Aula Maxima (/la/), officially the McMahon Hall, is a theatre building in Maynooth, County Kildare, Ireland. It was built in 1893.

Aula Maxima comes from Latin, meaning great hall. The building is also known simply as "The Aula". It is situated on the south campus of Maynooth University and St Patrick's College, Maynooth and is the main theatre for the university, college and surrounding area. It also serves as the conferring hall of the university where the annual graduations take place. The Aula was also used as a cinema for students of the college, with the Maynooth Students' Union screening films there.

==History==
Monsignor James McMahon of the Catholic University of America in Washington, DC originally gifted the building to St Patrick's College, his alma mater, and its construction was completed under the presidency of Bishop Robert Browne. The Aula Maxima, an exam hall, was completed between 1892 and 1893, and was renovated in the 1940s and again in the 1980s.

==Dramatic performances==
Maynooth University's Drama Society (also known as the Roscian Players) is the resident company of Aula Maxima.

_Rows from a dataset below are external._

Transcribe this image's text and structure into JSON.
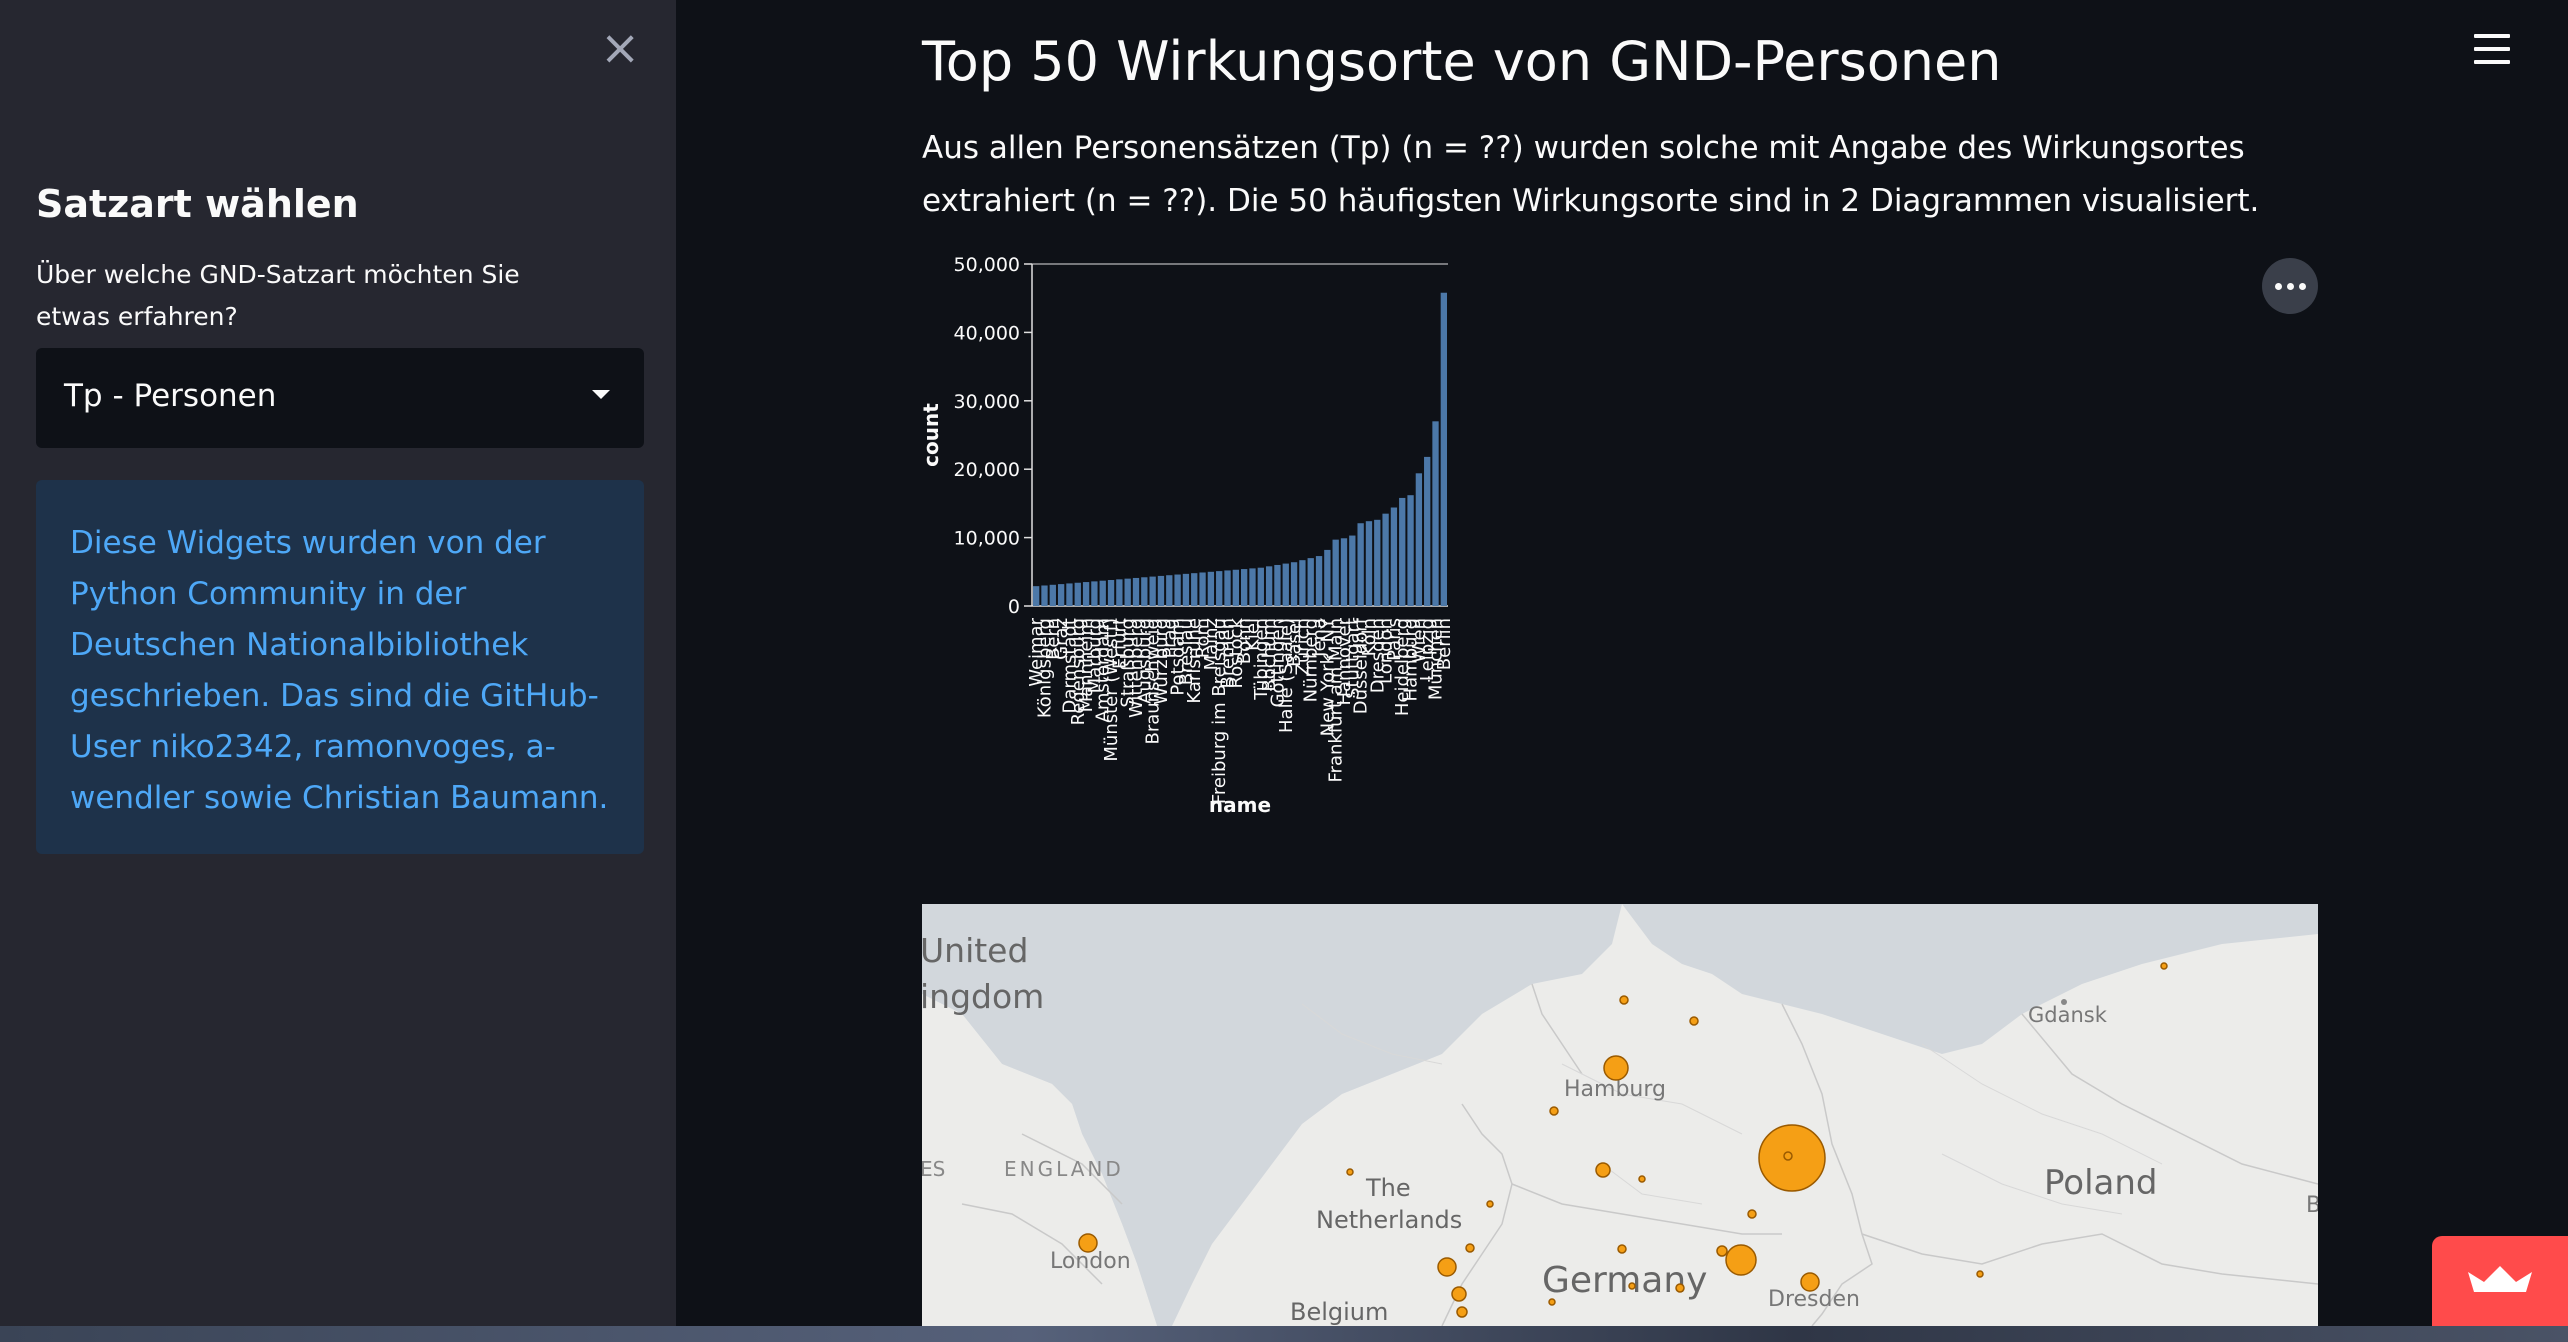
{
  "sidebar": {
    "close_glyph": "×",
    "heading": "Satzart wählen",
    "select_label": "Über welche GND-Satzart möchten Sie etwas erfahren?",
    "select_value": "Tp - Personen",
    "info_text": "Diese Widgets wurden von der Python Community in der Deutschen Nationalbibliothek geschrieben. Das sind die GitHub-User niko2342, ramonvoges, a-wendler sowie Christian Baumann."
  },
  "main": {
    "title": "Top 50 Wirkungsorte von GND-Personen",
    "intro": "Aus allen Personensätzen (Tp) (n = ??) wurden solche mit Angabe des Wirkungsortes extrahiert (n = ??). Die 50 häufigsten Wirkungsorte sind in 2 Diagrammen visualisiert."
  },
  "icons": {
    "close": "close-icon",
    "menu": "hamburger-menu-icon",
    "chart_actions": "more-horizontal-icon",
    "select_caret": "caret-down-icon",
    "fab": "crown-icon"
  },
  "colors": {
    "app_bg": "#0e1117",
    "sidebar_bg": "#262730",
    "accent": "#ff4b4b",
    "bar": "#4c78a8",
    "info_bg": "#1e324a",
    "info_text": "#4ea8f7",
    "map_bubble": "#f59f15"
  },
  "chart_data": {
    "type": "bar",
    "xlabel": "name",
    "ylabel": "count",
    "ylim": [
      0,
      50000
    ],
    "yticks": [
      "0",
      "10,000",
      "20,000",
      "30,000",
      "40,000",
      "50,000"
    ],
    "categories": [
      "Weimar",
      "Königsberg",
      "Bern",
      "Graz",
      "Darmstadt",
      "Regensburg",
      "Mannheim",
      "Marburg",
      "Amsterdam",
      "Münster (Westf)",
      "Erfurt",
      "Straßburg",
      "Wittenberg",
      "Augsburg",
      "Braunschweig",
      "Würzburg",
      "Prag",
      "Potsdam",
      "Breslau",
      "Karlsruhe",
      "Rom",
      "Mainz",
      "Freiburg im Breisgau",
      "Bremen",
      "Rostock",
      "Bonn",
      "Kiel",
      "Tübingen",
      "Bochum",
      "Göttingen",
      "Halle (Saale)",
      "Basel",
      "Zürich",
      "Nürnberg",
      "Jena",
      "New York, NY",
      "Frankfurt am Main",
      "Hannover",
      "Stuttgart",
      "Düsseldorf",
      "Köln",
      "Dresden",
      "London",
      "Paris",
      "Heidelberg",
      "Hamburg",
      "Wien",
      "Leipzig",
      "München",
      "Berlin"
    ],
    "values": [
      2900,
      3000,
      3100,
      3200,
      3300,
      3400,
      3500,
      3600,
      3700,
      3800,
      3900,
      4000,
      4100,
      4200,
      4300,
      4400,
      4500,
      4600,
      4700,
      4800,
      4900,
      5000,
      5100,
      5200,
      5300,
      5400,
      5500,
      5600,
      5800,
      6000,
      6200,
      6400,
      6700,
      7000,
      7300,
      8200,
      9700,
      9900,
      10300,
      12100,
      12400,
      12600,
      13500,
      14400,
      15800,
      16200,
      19400,
      21800,
      27000,
      45800
    ]
  },
  "map": {
    "labels": [
      "United",
      "ingdom",
      "ENGLAND",
      "ES",
      "London",
      "The",
      "Netherlands",
      "Belgium",
      "Germany",
      "Hamburg",
      "Dresden",
      "Poland",
      "Gdansk",
      "B"
    ],
    "bubble_legend_note": ""
  }
}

The venue has also hosted performances by St Patrick's College's dramatic society, Maynooth University Chamber Orchestra and Maynooth Community Players:

==Folklore==
There are numerous stories relating to the reputed presence of a ghost in Aula Maxima. Simply known as the Aula Ghost, he is reputed to be the spirit of a projectionist who fell to his death from the projectionist's box in the 1940s. A number of superstitions exist regarding the Aula Ghost, including one in which the ghost reputedly turns a chair, placed near the Aula Maxima's projection box, to face away from the stage if he does not like a performance or its staging.